Section: Scientific Foundations
Modeling sequences and structures
Formal Languages and biological sequences
Biological sequences may be abstracted as words on an alphabet of nucleic or amino acids. Structural and functional constraints on families of sequences lead to the formation of true languages whose knowledge would enable to predict the properties of these families. The theory of languages offers an ideal framework for the in depth formal or practical study of such languages:

Formal: the goal is to define and study the most adapted classes of formal languages for the description of observed natural phenomena: crossing over (splicing systems of Head [84] ), Watson Crick complementarity (Stickersystem [90] ),inversion, transposition, copy, deletion... Language theorists like A. Salomaa and Gh. Paun [99] have explored standard questions (complexity, decidability) when faced with natural operations on biological sequences. The current agreement is that the necessary expressivity is the class of "mildly context sensitive" languages, wellknown in natural language analysis [114] , [104] , [105] ;

Practical: the goal is to provide to the biologist the means of formalizing his model using a grammar, which submitted to a parser will then make it possible to extract from public data banks relevant sequences with respect to the model. J. Collado Vides was one of the first interested in this framework for the study of the regulation of genes [71] . D. Searls proposed a more systematic approach based on logical grammars and a parser, Genlang [76] . Genlang still required advanced competences in languages and seems not used any more. We started our own work from this solution, keeping in mind the need for better accessibility of the model to biologists.
Machine Learning : from Pattern Discovery to Grammatical Inference
In practice, building relevant models is hard and frequently requires the assistance of Machine Learning techniques. Machine Learning addresses both theoretical (learnable classes) and practical issues (algorithms and their performances). Recent techniques mix both points of view, like boosting techniques (allowing good performances from initial weak learner) or support vector machines (applying structural risk minimization principle from statistical learning theory). Statistical tools are everywhere: reinforcement learning, classification, statistical physics, neural networks or hidden Markov models (HMM). HMM contain the mathematical structure of a (hidden) Markov chain with each state associated with a distinct independent and identically distributed (IID) or a stationary random process. Estimation of the parameters following maximum likelihood or related principles has been extensively studied and good algorithms relying on dynamic programming techniques are now available in bioinformatics. When available, domain knowledge may help to design HMM structure but it is often very simple in practice (Profile HMM) and its discriminative power relies mostly on its parameter choice.

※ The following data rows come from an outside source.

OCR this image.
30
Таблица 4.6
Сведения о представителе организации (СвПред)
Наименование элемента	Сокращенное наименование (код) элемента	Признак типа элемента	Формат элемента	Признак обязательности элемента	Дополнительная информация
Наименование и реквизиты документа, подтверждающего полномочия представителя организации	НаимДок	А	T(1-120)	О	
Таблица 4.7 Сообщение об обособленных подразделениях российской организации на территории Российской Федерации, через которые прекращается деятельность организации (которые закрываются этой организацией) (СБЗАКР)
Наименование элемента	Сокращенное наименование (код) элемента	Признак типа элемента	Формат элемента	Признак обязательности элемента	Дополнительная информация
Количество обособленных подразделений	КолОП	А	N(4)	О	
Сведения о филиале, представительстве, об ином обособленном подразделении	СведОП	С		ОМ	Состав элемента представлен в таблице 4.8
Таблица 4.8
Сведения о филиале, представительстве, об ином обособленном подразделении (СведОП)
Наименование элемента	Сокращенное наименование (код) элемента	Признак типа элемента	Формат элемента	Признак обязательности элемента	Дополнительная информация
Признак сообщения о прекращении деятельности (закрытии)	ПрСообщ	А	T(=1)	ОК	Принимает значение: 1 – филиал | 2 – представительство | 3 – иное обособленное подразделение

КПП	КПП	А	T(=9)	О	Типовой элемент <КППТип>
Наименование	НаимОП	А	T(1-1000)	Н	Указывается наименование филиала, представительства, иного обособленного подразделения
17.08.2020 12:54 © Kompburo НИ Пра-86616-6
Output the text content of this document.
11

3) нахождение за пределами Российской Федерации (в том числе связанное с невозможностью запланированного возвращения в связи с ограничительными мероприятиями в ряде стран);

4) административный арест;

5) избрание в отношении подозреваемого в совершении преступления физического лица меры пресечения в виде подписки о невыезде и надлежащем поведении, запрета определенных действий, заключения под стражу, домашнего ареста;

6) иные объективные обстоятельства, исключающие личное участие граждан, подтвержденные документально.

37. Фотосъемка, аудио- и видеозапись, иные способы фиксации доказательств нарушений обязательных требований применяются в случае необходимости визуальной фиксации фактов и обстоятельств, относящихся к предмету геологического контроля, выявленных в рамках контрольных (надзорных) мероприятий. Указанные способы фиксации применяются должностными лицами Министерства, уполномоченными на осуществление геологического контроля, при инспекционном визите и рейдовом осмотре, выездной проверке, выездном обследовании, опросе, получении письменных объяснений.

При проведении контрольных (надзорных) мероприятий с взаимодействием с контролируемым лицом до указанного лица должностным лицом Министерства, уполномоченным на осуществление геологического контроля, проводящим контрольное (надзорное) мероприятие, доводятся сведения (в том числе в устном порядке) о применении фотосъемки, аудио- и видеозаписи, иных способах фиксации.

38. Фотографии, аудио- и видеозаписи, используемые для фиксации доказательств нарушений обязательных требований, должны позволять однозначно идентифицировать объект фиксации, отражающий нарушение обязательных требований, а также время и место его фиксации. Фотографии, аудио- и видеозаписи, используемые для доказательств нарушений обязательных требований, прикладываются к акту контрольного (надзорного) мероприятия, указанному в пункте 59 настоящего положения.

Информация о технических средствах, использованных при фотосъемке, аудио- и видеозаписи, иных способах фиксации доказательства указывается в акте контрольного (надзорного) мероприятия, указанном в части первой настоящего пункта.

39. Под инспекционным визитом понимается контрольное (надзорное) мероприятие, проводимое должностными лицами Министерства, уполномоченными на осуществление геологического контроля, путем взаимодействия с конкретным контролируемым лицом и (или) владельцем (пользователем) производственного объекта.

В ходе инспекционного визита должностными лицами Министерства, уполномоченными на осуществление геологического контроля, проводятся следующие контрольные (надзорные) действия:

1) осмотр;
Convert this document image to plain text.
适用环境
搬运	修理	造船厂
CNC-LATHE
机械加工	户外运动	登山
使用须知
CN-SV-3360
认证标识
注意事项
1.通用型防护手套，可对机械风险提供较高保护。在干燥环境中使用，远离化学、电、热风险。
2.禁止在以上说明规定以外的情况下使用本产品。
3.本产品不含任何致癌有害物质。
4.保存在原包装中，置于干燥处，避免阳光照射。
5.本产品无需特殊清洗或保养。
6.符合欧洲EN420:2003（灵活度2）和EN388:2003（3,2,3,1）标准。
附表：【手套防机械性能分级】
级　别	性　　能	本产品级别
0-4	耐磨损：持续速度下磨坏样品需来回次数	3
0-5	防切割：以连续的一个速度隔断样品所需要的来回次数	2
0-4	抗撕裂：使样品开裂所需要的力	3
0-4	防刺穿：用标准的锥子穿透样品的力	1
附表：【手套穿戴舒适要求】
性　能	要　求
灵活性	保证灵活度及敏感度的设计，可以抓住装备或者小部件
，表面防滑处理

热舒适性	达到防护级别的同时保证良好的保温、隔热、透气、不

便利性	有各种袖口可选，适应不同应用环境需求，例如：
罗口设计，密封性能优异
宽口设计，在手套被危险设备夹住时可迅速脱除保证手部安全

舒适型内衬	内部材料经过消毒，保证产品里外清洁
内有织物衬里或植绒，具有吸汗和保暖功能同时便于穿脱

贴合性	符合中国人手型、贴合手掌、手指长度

Because of its practical importance in genomic sequence analysis, a high number of pattern discovery methods have been proposed [65] , [87] . One can primarily represent a language either within a probabilistic framework, by a distribution on the set of possible words, or within a formal languages framework, by a production system of the set of accepted words. At the frontier, Hidden Markov Models and stochastic automata have very good performances, but there structure is generally fixed and learning is achieved on the parameters of the distribution. Distributional representations are expressed via various modalities: consensus matrices (probability of occurrence of each letter at each position), profiles (adding gaps), weight matrices (quantity of information). A typical algorithmic approach scans for short words in the sequences and produce alignments by dynamic programming around these "anchoring" points [86] . Most powerful programs in this field use bayesian procedures, Gibbs sampling and ExpectationMaximization [95] . The linguistic representation, which corresponds to our own work, generally rests on regular expressions. Algorithms use combinatorial enumeration in a partially ordered space [64] , [101] . Another track explores variations on the search for cliques in a graph [92] , [66] .
There exists a fundamental limitation in most studies: it is primarily the presence at a given position of some class of letters which will lead to the prediction. Purely statistical learning reaches its limit when relation between distant sites frequent in biology needs to be taken into account, because many parameters need to be adjusted. The theoretical framework of formal languages, where one can seek to optimize the complexity of the representation (parsimony principle), seems to us more adapted. We are studying this problem in the general framework of Grammatical Inference.
A grammatical inference problem is an optimization problem involving the choice of a) a relevant alphabet and a class of languages; b) a class of representations for the languages and a definition of the hypothesis space; c) a search algorithm using the hypothesis space properties and available bias (domain knowledge) to find the “best” solution in the search space. State of the art in grammatical inference is mostly about learning the class of regular languages (at the same level of complexity than HMM structures) for which positive theoretical results and practical algorithms have been obtained. Some results have also been obtained on (sub)classes of contextfree languages [102] . In the Symbiose project, we are studying more specifically how grammatical inference algorithms may be applied to bioinformatics, focusing on how to introduce biological bias and on how to obtain explicit representations. Our main focus is on the inference of automata from samples of (unaligned) sequences belonging to a structural or functional family of proteins. Automata can be used to get new insights into the family, when classical multiple sequence alignments are insufficient, or to search for new family members in the sequence data banks, with the advantage of a finer level of expressivity than classical sequence patterns permitting to model heterogeneous sequence families.